相次ぐ日本人による新星の発見

 この4月、いて座とさそり座に相次いで新星が発見されました。いて座の新星は、福岡県久留米市の西山浩一 (にしやまこういち) さんと、佐賀県みやき町の椛島冨士夫 (かばしまふじお) さんが発見しました。一方、さそり座の新星は、西山さんと椛島さんのグループが発見した他、群馬県嬬恋村の小嶋正 (こじまただし) さんと静岡県掛川市の西村栄男 (にしむらひでお) さんも独立発見しています。

 いて座の新星は、西山さんと椛島さんによって4月23.782日 (世界時、以下同じ) に発見されました。この日お二人は、焦点距離105ミリメートルのカメラレンズ (f/4) を使用した冷却CCDカメラによる観測を行い、得られた2枚の画像 (限界等級13.2等) からこの天体を発見しています。

 この天体の天体名、発見日時、位置、発見等級は次のとおりです。位置は、発見当夜の23.791日に、お二人が40センチメートル (f/9.8) の反射望遠鏡を使用して行った確認観測の値です。


○いて座新星2010 No.2
天体名 「いて座V5586」
発見日時 2010年4月23.782日 = 4月23日18時46分 (世界時)
赤経 17時 53分 02.99秒
赤緯 -28度 12分 19.4秒 (2000年分点)
発見等級 11.2等

 一方、西山さんと椛島さんはさそり座の新星も発見しています。お二人は、4月25.788日に行った焦点距離105ミリメートルのカメラレンズ (f/4) を使用した冷却CCDカメラによる観測で得られた2枚の画像 (限界等級13.1等) から8.6等のこの天体を発見し、国際天文学連合電報中央局に報告しました。

 また小嶋さんは、4月25.738日に焦点距離50ミリメートルのカメラレンズ (f/2.8) を用いたデジタルカメラによる観測で得られた2枚の画像 (限界等級11.2等) から、この天体を発見しました。さらに西村さんも、4月25.763日に焦点距離120ミリメートルのカメラレンズ (f/3.5) を用いたデジタルカメラによる観測で得られた2枚の画像 (限界等級10.5等) から、この天体を発見しました。
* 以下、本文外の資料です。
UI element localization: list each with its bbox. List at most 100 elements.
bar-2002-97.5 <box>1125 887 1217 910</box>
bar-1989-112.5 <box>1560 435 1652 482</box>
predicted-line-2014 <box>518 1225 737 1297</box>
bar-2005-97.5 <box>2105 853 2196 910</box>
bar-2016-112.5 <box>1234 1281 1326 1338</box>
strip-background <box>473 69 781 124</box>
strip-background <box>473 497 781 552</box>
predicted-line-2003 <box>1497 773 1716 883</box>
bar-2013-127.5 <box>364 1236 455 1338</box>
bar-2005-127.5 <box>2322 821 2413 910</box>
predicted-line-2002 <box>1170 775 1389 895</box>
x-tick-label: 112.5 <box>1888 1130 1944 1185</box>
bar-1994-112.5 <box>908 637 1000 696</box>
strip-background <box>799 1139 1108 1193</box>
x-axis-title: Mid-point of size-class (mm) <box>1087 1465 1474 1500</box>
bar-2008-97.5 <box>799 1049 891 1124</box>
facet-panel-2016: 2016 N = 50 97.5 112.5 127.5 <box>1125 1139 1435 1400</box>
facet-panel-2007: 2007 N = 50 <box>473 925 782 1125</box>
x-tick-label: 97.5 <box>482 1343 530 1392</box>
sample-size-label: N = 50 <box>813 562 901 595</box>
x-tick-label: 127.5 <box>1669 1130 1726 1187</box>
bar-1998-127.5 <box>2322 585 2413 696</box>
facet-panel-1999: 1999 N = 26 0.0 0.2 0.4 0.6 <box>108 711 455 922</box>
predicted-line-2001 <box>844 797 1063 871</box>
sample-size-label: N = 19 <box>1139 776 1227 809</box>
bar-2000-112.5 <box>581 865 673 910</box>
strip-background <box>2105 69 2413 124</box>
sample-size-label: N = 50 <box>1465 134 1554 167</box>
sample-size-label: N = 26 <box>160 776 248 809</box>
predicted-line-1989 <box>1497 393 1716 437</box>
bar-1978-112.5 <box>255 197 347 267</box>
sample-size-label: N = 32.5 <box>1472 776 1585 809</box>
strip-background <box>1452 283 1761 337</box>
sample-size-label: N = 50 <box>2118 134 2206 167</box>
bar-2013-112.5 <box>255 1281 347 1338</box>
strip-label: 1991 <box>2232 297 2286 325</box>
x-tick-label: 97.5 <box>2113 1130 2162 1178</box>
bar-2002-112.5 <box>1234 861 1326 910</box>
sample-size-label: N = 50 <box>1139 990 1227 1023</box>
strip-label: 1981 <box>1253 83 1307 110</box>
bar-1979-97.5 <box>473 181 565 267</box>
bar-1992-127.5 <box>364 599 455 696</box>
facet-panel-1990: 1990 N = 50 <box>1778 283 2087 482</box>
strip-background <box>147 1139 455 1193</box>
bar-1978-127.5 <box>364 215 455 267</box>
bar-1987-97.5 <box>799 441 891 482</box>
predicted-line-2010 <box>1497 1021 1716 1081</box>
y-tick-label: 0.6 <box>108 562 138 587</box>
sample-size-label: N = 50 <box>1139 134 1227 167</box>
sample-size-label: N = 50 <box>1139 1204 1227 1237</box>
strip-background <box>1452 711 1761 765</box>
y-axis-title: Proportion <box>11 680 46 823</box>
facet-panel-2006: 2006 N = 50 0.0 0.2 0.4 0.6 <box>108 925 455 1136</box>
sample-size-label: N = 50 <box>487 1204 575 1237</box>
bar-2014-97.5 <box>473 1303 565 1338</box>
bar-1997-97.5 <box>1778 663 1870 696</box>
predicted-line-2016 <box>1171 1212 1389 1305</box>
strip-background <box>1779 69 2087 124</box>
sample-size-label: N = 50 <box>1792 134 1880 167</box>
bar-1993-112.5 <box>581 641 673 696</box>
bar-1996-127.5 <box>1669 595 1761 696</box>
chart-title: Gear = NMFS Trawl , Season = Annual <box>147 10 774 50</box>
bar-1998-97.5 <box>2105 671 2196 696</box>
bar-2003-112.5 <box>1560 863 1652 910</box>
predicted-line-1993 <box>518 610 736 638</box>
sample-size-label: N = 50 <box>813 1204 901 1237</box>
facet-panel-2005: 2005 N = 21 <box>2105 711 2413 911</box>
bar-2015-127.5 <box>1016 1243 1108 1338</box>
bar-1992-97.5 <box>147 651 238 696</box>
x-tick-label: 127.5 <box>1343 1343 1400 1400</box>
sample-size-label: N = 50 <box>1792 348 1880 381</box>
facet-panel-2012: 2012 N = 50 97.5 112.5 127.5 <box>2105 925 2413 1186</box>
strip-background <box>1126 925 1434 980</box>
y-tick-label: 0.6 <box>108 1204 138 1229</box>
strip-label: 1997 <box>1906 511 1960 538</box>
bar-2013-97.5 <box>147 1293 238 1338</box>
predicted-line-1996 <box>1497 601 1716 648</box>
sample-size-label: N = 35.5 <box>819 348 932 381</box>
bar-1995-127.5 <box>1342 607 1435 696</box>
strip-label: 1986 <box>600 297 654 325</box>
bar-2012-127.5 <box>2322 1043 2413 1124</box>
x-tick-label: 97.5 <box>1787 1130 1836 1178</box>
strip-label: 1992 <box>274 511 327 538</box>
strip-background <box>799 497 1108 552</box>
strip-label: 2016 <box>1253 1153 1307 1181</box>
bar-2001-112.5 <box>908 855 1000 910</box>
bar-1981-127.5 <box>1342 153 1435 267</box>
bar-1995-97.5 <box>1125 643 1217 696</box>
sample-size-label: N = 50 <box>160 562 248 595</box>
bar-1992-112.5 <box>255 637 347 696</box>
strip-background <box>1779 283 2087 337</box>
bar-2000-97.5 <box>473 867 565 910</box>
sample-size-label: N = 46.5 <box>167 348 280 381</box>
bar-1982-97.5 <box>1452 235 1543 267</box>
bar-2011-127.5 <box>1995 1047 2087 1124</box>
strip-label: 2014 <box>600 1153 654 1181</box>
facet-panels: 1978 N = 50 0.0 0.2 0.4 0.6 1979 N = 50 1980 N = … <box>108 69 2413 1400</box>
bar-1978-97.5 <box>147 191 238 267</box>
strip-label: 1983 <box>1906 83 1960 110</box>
小嶋さんと西村さんの発見は、中野主一 (なかのしゅいち) さんを通じて国際天文学連合電報中央局に報告されました。

 この天体の発見日時と発見等級、位置は次のとおりです。小嶋さんの発見等級は、中野さんが測定したものです。また位置は、発見当夜の25.796日に西山さんと椛島さんが40センチメートル (f/9.8) の反射望遠鏡を使用して行った確認観測の値です。

○さそり座の新星 (注)
発見日時 (世界時) と発見等級:
2010年4月25.738日 = 4月25日17時43分 8.8等 (小嶋さん)
2010年4月25.763日 = 4月25日18時19分 8.3等 (西村さん)
2010年4月25.788日 = 4月25日18時55分 8.6等 (西山さん、椛島さん)
赤経 16時 55分 13.16秒
赤緯 -38度 03分 46.9秒 (2000年分点)

 西山さんと椛島さんは、これまでも多くの新星を発見しており、2月20日にもさそり座に新星を発見したばかりです。また西村さんも多くの新星を発見しており、今年は1月15日と2月18日にへびつかい座の新星を発見したばかりです。一方、小嶋さんは初めての新星発見となりました。

 このような日本のアマチュア観測者による相次ぐ新星の発見は、称賛に値します。今後の活躍に期待いたします。

注:現時点では、まだ命名されていない。